Firenze: le trappole hipster del “buon gusto”

the_key_of_awes.46b6a101825.originalLampredotto, peposo e pappa al pomodoro. Questi sono i piatti fulcro della cucina toscana, e come non dimenticare la fiorentina servita rigorosamente al sangue… No, così non va. Fermiamoci un attimo. Questo non è il solito articolo che vi illuminerà sulle perle culinarie di Firenze e dintorni, bensì uno sguardo diverso, curioso e sicuramente stravagante su una città che nasconde meravigliose trappole per arguti giovani, noti al grande pubblico come ‘’hipster’’. Per chi non lo conoscesse, l’hipster è un giovane, alternativo anticonformista della classe medio-alta, dall’abbigliamento rigorosamente rubato da H&M, avvezzo ad indossare pantaloni talmente attillati che potrebbero implodere in sé stessi in ogni momento, nonché alla continua ricerca di luoghi eclettici e stravaganti, dove l’importante non è più cosa mangiare bensì immortalare una foto del proprio piatto… il quale potrebbe anche fare totalmente schifo, ma questo non importa!
Le trappole del buon gusto, a Firenze come in ogni grande città, non sono di certo poche, ma quella che sto per raccontarvi mi è rimasta proprio nel cuore (o sullo stomaco, per rimanere in tema). Pranzo ad Amblé, oltre Ponte Vecchio, in una via che senza un cuore rosso dai bordi gialli disegnato alla sua entrata sarebbe stata introvabile (devo dire che anche il mio Google Maps ha avuto qualche difficoltà). Un incrocio tra uno stile eclettico come quello dei locali di Kreuzberg a Berlino, con tavoli e sedie raccattate ai mercatini delle pulci, messi lì con un senso illogico, e una proposta di cucina genuina, con prodotti locali e freschi. All’entrata si può ammirare una serie di cassette di frutta e verdura accatastate una di fianco all’altra, un’immagine che farà immediatamente illuminare gli occhi dei maniaci del Km0, ma solo quelli. Ci si accorge presto che qui ogni cosa è in vendita, ogni chincaglieria – dalle lampade, alle sedie, alle spille, ai portachiavi – è compresa di un cartellino con sopra il prezzo, persino il tavolo e la sedia su cui si è seduti (mi stupisce che anche il ventilatore della nonna fiorentina di fronte a noi non sia anch’esso in vendita, forse il prezzo sarà nascosto).
Passiamo ai piatti.
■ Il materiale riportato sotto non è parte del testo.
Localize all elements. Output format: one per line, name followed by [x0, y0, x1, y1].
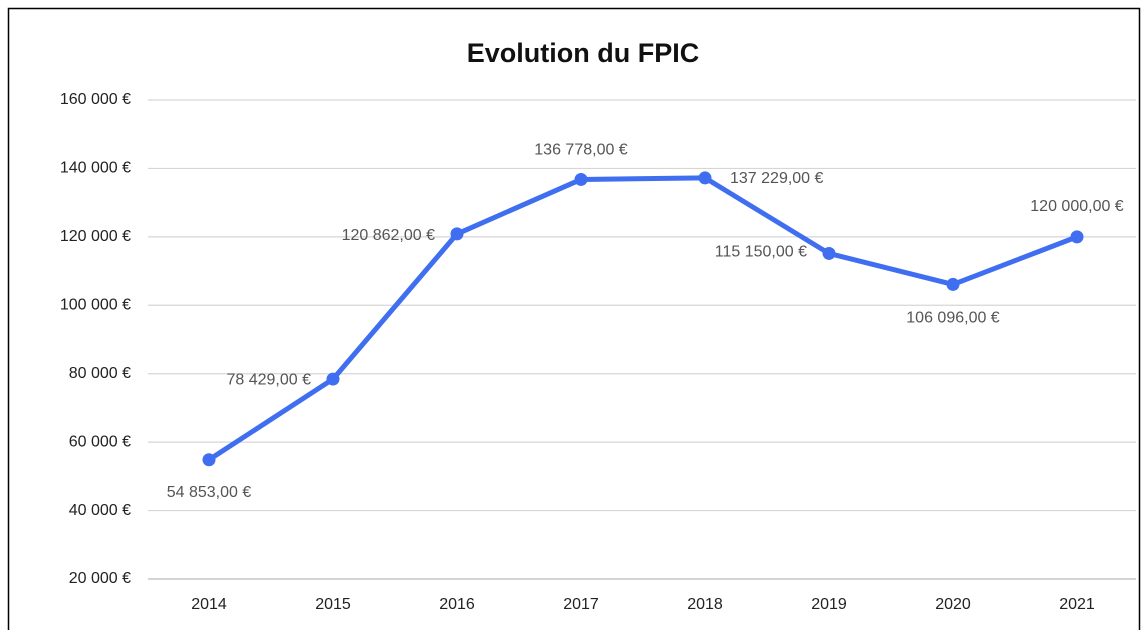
- point: [450, 227, 464, 241]
- y-tick-label: 60 000 €: [69, 433, 131, 450]
- x-tick-label: 2019: [811, 596, 847, 613]
- point: [326, 372, 340, 386]
- point: [574, 172, 588, 186]
- data-label: 115 150,00 €: [715, 244, 807, 261]
- data-label: 137 229,00 €: [730, 170, 824, 187]
- data-label: 54 853,00 €: [167, 484, 252, 501]
- x-tick-label: 2015: [315, 596, 351, 613]
- point: [946, 277, 960, 291]
- x-tick-label: 2018: [687, 596, 723, 613]
- x-tick-label: 2020: [935, 596, 971, 613]
- data-label: 106 096,00 €: [906, 310, 1000, 327]
- y-tick-label: 20 000 €: [69, 570, 131, 587]
- y-tick-label: 100 000 €: [60, 297, 131, 314]
- y-tick-label: 140 000 €: [60, 160, 131, 177]
- y-tick-label: 120 000 €: [60, 228, 131, 245]
- x-tick-label: 2017: [563, 596, 599, 613]
- chart-border: [7, 7, 1141, 630]
- y-tick-label: 40 000 €: [69, 502, 131, 519]
- point: [698, 171, 712, 185]
- data-label: 136 778,00 €: [534, 142, 628, 159]
- x-tick-label: 2016: [439, 596, 475, 613]
- data-label: 120 000,00 €: [1030, 198, 1124, 215]
- x-tick-label: 2014: [191, 596, 227, 613]
- line: [207, 175, 1078, 462]
- point: [822, 246, 836, 260]
- y-tick-label: 160 000 €: [60, 91, 131, 108]
- point: [202, 453, 216, 467]
- data-label: 78 429,00 €: [226, 371, 311, 388]
- y-tick-label: 80 000 €: [69, 365, 131, 382]
- chart-title: Evolution du FPIC: [467, 38, 699, 68]
- data-label: 120 862,00 €: [342, 227, 436, 244]
- x-tick-label: 2021: [1059, 596, 1095, 613]
- point: [1070, 230, 1084, 244]
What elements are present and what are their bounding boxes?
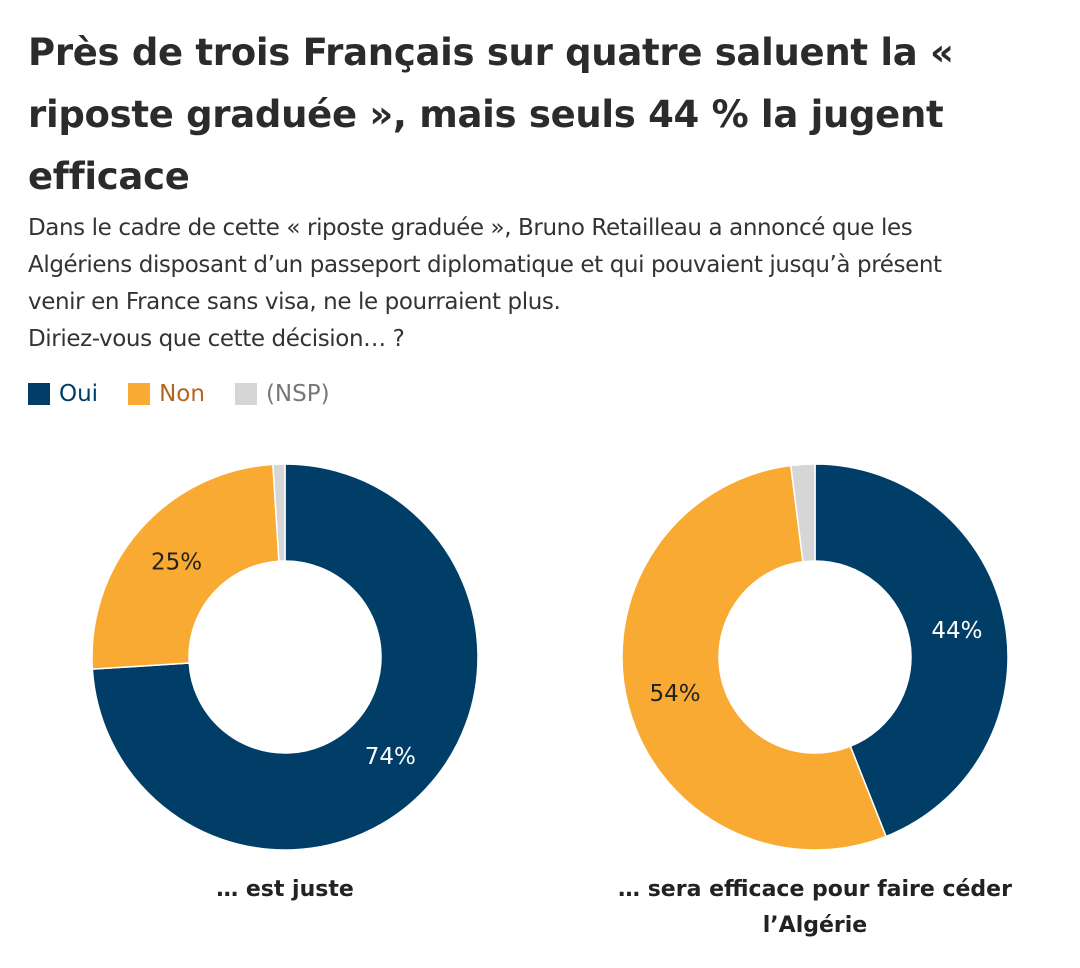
slice-non: [621, 464, 888, 851]
subtitle-line: venir en France sans visa, ne le pourrai…: [28, 289, 561, 315]
legend-item-nsp: (NSP): [234, 381, 330, 407]
data-label-non: 54%: [649, 681, 700, 707]
legend-label-non: Non: [159, 381, 205, 407]
chart-caption: … sera efficace pour faire céder: [618, 877, 1012, 902]
chart-title: Près de trois Français sur quatre saluen…: [28, 22, 1038, 208]
subtitle-line: Diriez-vous que cette décision… ?: [28, 326, 405, 352]
subtitle-line: Algériens disposant d’un passeport diplo…: [28, 252, 942, 278]
legend-swatch-oui: [28, 383, 50, 405]
data-label-non: 25%: [151, 549, 202, 575]
donut-chart-2: 44% 54% … sera efficace pour faire céder l’…: [618, 463, 1012, 938]
slice-oui: [91, 463, 479, 851]
slice-oui: [814, 463, 1009, 838]
title-line: efficace: [28, 155, 190, 198]
legend-item-non: Non: [128, 381, 205, 407]
legend-item-oui: Oui: [28, 381, 98, 407]
legend-swatch-non: [128, 383, 151, 405]
legend: Oui Non (NSP): [28, 377, 360, 411]
chart-subtitle: Dans le cadre de cette « riposte graduée…: [28, 210, 1068, 358]
chart-caption: … est juste: [216, 877, 354, 902]
slice-nsp: [272, 463, 286, 562]
donut-chart-1: 74% 25% … est juste: [91, 463, 479, 902]
slice-non: [91, 463, 280, 670]
chart-caption: l’Algérie: [763, 913, 867, 938]
data-label-oui: 74%: [365, 744, 416, 770]
legend-swatch-nsp: [234, 383, 257, 405]
data-label-oui: 44%: [931, 618, 982, 644]
legend-label-oui: Oui: [59, 381, 99, 407]
title-line: Près de trois Français sur quatre saluen…: [28, 31, 954, 74]
subtitle-line: Dans le cadre de cette « riposte graduée…: [28, 215, 913, 241]
title-line: riposte graduée », mais seuls 44 % la ju…: [28, 93, 944, 136]
legend-label-nsp: (NSP): [265, 381, 330, 407]
slice-nsp: [789, 463, 816, 563]
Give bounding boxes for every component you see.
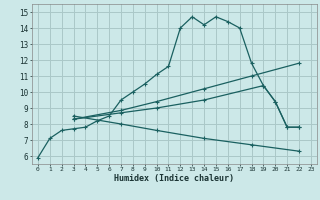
X-axis label: Humidex (Indice chaleur): Humidex (Indice chaleur) (115, 174, 234, 183)
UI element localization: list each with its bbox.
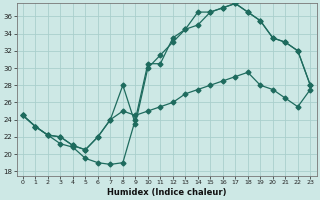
- X-axis label: Humidex (Indice chaleur): Humidex (Indice chaleur): [107, 188, 226, 197]
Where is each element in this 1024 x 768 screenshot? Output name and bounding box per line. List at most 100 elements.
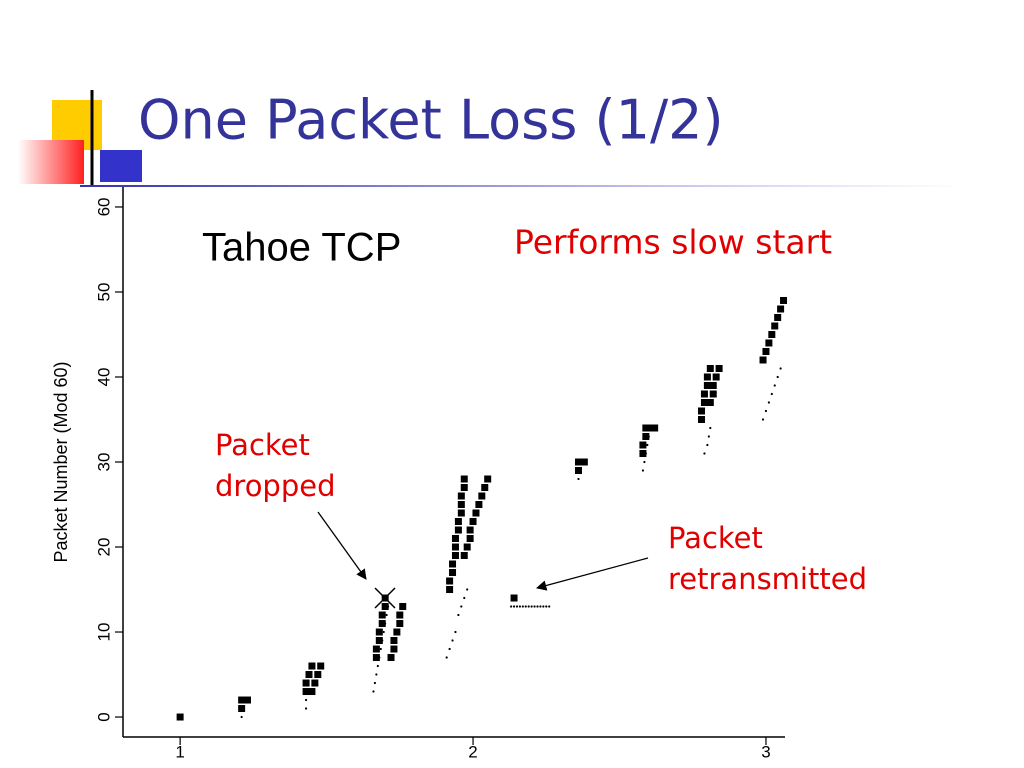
packet-point — [706, 364, 714, 372]
retransmitted-label: retransmitted — [668, 562, 867, 596]
packet-point — [712, 373, 720, 381]
arrow — [535, 557, 649, 591]
packet-point — [698, 407, 706, 415]
ack-point — [521, 605, 524, 608]
packet-point — [396, 611, 404, 619]
ack-point — [510, 605, 513, 608]
packet-point — [771, 322, 779, 330]
ack-point — [761, 418, 765, 421]
packet-point — [451, 543, 459, 551]
packet-point — [378, 611, 386, 619]
ack-point — [304, 698, 308, 702]
packet-point — [642, 432, 650, 440]
packet-point — [765, 339, 773, 347]
packet-point — [706, 398, 714, 406]
packet-point — [703, 373, 711, 381]
packet-point — [381, 603, 389, 611]
ack-point — [448, 647, 451, 651]
packet-point — [314, 671, 322, 679]
packet-point — [457, 492, 465, 500]
packet-point — [463, 543, 471, 551]
y-tick-label: 50 — [94, 283, 113, 302]
ack-point — [518, 605, 522, 608]
packet-point — [449, 560, 457, 568]
ack-point — [536, 605, 539, 608]
ack-point — [451, 639, 454, 642]
packet-point — [777, 305, 785, 313]
ack-point — [709, 426, 712, 430]
y-tick-label: 60 — [94, 198, 113, 217]
packet-point — [574, 458, 582, 466]
packet-point — [302, 679, 310, 687]
packet-point — [302, 688, 310, 696]
x-tick-label: 2 — [468, 742, 477, 761]
packet-point — [780, 296, 788, 304]
ack-point — [644, 452, 647, 455]
ack-point — [379, 647, 382, 651]
ack-point — [376, 664, 379, 668]
packet-point — [709, 390, 717, 398]
packet-point — [375, 628, 383, 636]
packet-point — [372, 645, 380, 653]
packet-point — [580, 458, 588, 466]
packet-point — [243, 696, 251, 704]
ack-point — [776, 375, 779, 379]
packet-point — [466, 535, 474, 543]
packet-point — [390, 637, 398, 645]
packet-point — [469, 518, 477, 526]
y-tick-label: 30 — [94, 453, 113, 472]
x-tick-label: 3 — [761, 742, 770, 761]
ack-point — [382, 630, 385, 634]
y-tick-label: 10 — [94, 623, 113, 642]
title-rule — [80, 185, 960, 187]
deco-red — [18, 140, 84, 184]
packet-point — [457, 501, 465, 509]
ack-point — [527, 605, 530, 608]
ack-point — [304, 707, 308, 710]
ack-point — [515, 605, 519, 608]
ack-point — [548, 605, 551, 608]
packet-point — [454, 518, 462, 526]
ack-point — [466, 588, 469, 591]
ack-point — [460, 605, 463, 608]
packet-point — [768, 330, 776, 338]
packet-point — [762, 347, 770, 355]
packet-point — [390, 645, 398, 653]
ack-point — [641, 469, 645, 472]
packet-point — [396, 620, 404, 628]
packet-point — [774, 313, 782, 321]
ack-point — [240, 715, 243, 719]
ack-point — [463, 596, 466, 600]
ack-point — [445, 656, 448, 659]
packet-point — [510, 594, 518, 602]
packet-point — [393, 628, 401, 636]
y-tick-label: 20 — [94, 538, 113, 557]
packet-point — [639, 449, 647, 457]
packet-point — [317, 662, 325, 670]
packet-point — [446, 586, 454, 594]
packet-point — [311, 679, 319, 687]
packet-point — [446, 577, 454, 585]
packet-point — [715, 364, 723, 372]
packet-point — [454, 526, 462, 534]
ack-point — [454, 630, 457, 634]
y-axis-label: Packet Number (Mod 60) — [51, 361, 71, 562]
chart-label: Tahoe TCP — [202, 226, 401, 270]
packet-point — [238, 696, 246, 704]
ack-point — [530, 605, 533, 608]
ack-point — [779, 367, 782, 370]
ack-point — [545, 605, 548, 608]
packet-point — [484, 475, 492, 483]
packet-point — [651, 424, 659, 432]
ack-point — [512, 605, 516, 608]
packet-point — [642, 424, 650, 432]
x-tick-label: 1 — [175, 742, 184, 761]
packet-point — [460, 484, 468, 492]
ack-point — [707, 435, 710, 438]
packet-point — [700, 398, 708, 406]
ack-point — [524, 605, 527, 608]
ack-point — [764, 409, 768, 413]
note: Performs slow start — [514, 223, 832, 262]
Decido di ordinare un tramezzino con straccetti di maiale cotti a bassa temperatura, chiedendo di non aggiungere la maionese, al fine di assaporare la carne senza ulteriori condimenti. Arriva il piatto, l’aspetto non è dei migliori, del resto cosa ti aspetti, volevi la stravaganza, l’eclettismo, l’alternativo. Del resto è il gusto ciò che importa un bel tramezzino tagliato in due, dallo stile molto americano… eh no, non parlo della carne cotta a bassa temperatura, bensì del lago di ketchup che ne pervade l’interno. Errore mio, mi sono scordata di dove siamo, qui siamo alternativi. Se non vuoi la maionese, ci pensiamo noi a sorprenderti: un tocco di ketchup all’interno del tramezzino, e se non è abbastanza anche un bicchierino accanto che trabocca anche lui di ketchup, perché giammai potremmo lasciare le patate al forno senza una salsa d’accompagnamento. Mia nonna l’ha sempre detto: “Patate e ketchup e campi cent’anni!” Mandiamo giù il tutto con un bel caffè, il costo? Beh 2€, peccato che anche 1L d’acqua abbia lo stesso prezzo. Del resto si sa per fare una tazzina di caffè, c’è bisogno di una scorta d’acqua non indifferente. Amblé rimane un incompleto “vorrei, ma non posso”, sicuramente promosso a pieni voti come trappola hipster del buon gusto.